Para ele, no entanto, o estudo pode trazer uma nova perspectiva para o controle da malária. “O caminho para conseguir eliminar o problema é aliar o tratamento da doença, que diminui a chance de contágio, com a eliminação do vetor, no caso, o mosquito do gênero Anopheles”, acredita o entomologista. “Essa nova abordagem poderia formar uma sinergia com as outras formas de controle da doença, atuando de maneira coordenada e potencializando os resultados”, completa o pesquisador.

O próximo passo dos pesquisadores é replicar os estudos em escalas maiores. “Todos os dados de que dispomos sugerem que todas as espécies do gênero Anopheles são igualmente sensíveis à ivermectina, não importa sua espécie e de que parte do mundo se originam”, explica Brian Foy, que inclui a espécie brasileira Anopheles darlingi. “No entanto, como é necessário que os pacientes tomem o medicamento com ivermectina pelo menos uma vez por mês, sabemos que essa é uma estratégia mais eficaz durante os períodos de chuva quando as populações do inseto aumentam”, conta.

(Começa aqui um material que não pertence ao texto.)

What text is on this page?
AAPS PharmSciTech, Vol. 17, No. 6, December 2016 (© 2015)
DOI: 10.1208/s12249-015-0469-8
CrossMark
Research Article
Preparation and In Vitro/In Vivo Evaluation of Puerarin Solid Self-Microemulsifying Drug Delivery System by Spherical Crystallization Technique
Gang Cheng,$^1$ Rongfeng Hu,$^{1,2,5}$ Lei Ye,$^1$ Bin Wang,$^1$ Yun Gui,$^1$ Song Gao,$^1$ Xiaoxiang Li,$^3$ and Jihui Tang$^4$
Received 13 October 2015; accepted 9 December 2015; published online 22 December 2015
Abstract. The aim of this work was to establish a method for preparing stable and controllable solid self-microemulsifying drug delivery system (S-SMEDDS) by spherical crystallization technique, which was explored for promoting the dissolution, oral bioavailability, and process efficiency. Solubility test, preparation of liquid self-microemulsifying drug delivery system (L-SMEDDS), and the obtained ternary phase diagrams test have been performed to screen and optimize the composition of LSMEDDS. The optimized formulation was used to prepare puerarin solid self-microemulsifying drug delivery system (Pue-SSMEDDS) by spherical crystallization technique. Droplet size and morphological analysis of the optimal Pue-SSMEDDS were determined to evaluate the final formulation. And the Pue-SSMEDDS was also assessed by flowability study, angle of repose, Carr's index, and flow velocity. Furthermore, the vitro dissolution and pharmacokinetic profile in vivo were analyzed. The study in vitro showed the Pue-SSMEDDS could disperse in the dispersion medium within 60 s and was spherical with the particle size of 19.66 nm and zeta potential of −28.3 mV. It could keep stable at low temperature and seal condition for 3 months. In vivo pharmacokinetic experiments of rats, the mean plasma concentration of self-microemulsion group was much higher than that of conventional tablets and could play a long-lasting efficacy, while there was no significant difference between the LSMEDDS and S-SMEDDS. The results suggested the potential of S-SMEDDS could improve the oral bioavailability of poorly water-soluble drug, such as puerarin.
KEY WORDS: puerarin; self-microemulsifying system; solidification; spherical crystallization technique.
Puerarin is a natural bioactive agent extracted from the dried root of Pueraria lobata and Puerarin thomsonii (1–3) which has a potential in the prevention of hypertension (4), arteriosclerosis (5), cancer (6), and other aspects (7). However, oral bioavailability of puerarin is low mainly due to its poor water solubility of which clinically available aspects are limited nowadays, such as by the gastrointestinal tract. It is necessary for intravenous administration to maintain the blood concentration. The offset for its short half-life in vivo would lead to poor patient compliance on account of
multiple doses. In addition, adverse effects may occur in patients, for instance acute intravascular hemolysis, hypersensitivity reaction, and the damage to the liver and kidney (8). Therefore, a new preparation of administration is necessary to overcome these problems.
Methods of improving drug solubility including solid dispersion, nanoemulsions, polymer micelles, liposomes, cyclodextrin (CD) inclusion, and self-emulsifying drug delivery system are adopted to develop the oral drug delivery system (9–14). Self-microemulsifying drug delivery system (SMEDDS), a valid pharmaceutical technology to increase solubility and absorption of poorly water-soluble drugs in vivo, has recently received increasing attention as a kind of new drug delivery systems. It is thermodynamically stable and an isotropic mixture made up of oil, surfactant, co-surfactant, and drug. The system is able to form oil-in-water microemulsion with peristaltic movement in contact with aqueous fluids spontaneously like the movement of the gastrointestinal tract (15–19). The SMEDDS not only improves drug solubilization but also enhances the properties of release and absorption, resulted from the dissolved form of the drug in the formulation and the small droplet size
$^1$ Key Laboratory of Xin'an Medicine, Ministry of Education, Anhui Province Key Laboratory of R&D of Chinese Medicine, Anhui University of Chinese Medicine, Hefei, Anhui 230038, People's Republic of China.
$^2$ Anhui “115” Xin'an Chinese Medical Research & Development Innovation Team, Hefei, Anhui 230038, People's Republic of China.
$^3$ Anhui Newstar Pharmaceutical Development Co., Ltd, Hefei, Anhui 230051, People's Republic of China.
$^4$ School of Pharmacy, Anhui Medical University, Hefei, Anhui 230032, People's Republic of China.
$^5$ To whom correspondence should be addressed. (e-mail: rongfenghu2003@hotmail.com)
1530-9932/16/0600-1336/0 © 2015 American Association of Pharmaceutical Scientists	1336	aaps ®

Nessa nova etapa da pesquisa será possível mensurar o efeito da diminuição dos mosquitos contaminados e no surgimento de novos casos da doença. “Uma das dificuldades de se avaliar o impacto da substância sobre os novos casos de malária é que, na maioria das vezes, os casos recentes se confundem com casos antigos e recaídas”, observa Brian. “Vamos propor um ensaio clínico em que a ivermectina é administrada repetidamente ao longo da temporada de chuvas para podermos avaliar se a incidência da doença será reduzida na mesma proporção”, completa.

Três perguntas para

Brian Foy  Pesquisador da Universidade do Colorado


 A ivermectina poderia ajudar na diminuição de casos de malária em todos os contextos?
Sim, mas só se ela estiver em medicamentos de administração em massa. E apenas se essas administrações de drogas acontecerem repetidamente, talvez a cada mês, ou mais frequentemente, e durante toda a estação chuvosa que é a de maior transmissão da malária.
A malária é uma das chamadas doenças negligenciadas. O senhor acredita que com mais esforços e mais recursos poderiam encontrar a cura ou um tratamento mais efetivo?
Eu não acredito que há uma cura para a malária. Muitas ferramentas de controle devem ser implementadas de forma integrada, e por um longo período de tempo. Isso precisaria de muito mais dinheiro e esforço das autoridades de saúde em todo o mundo.
O senhor crê que os mesmos resultados encontrados no controle do vetor da malária serão alcançados no controle da doença em si?
Sim, mas primeiro precisamos provar que as administrações repetidas de ivermectina invertem a tendência de crescimento do vetor da malária. Só depois disso poderemos verificar se o resultado é o mesmo no surgimento de novos casos.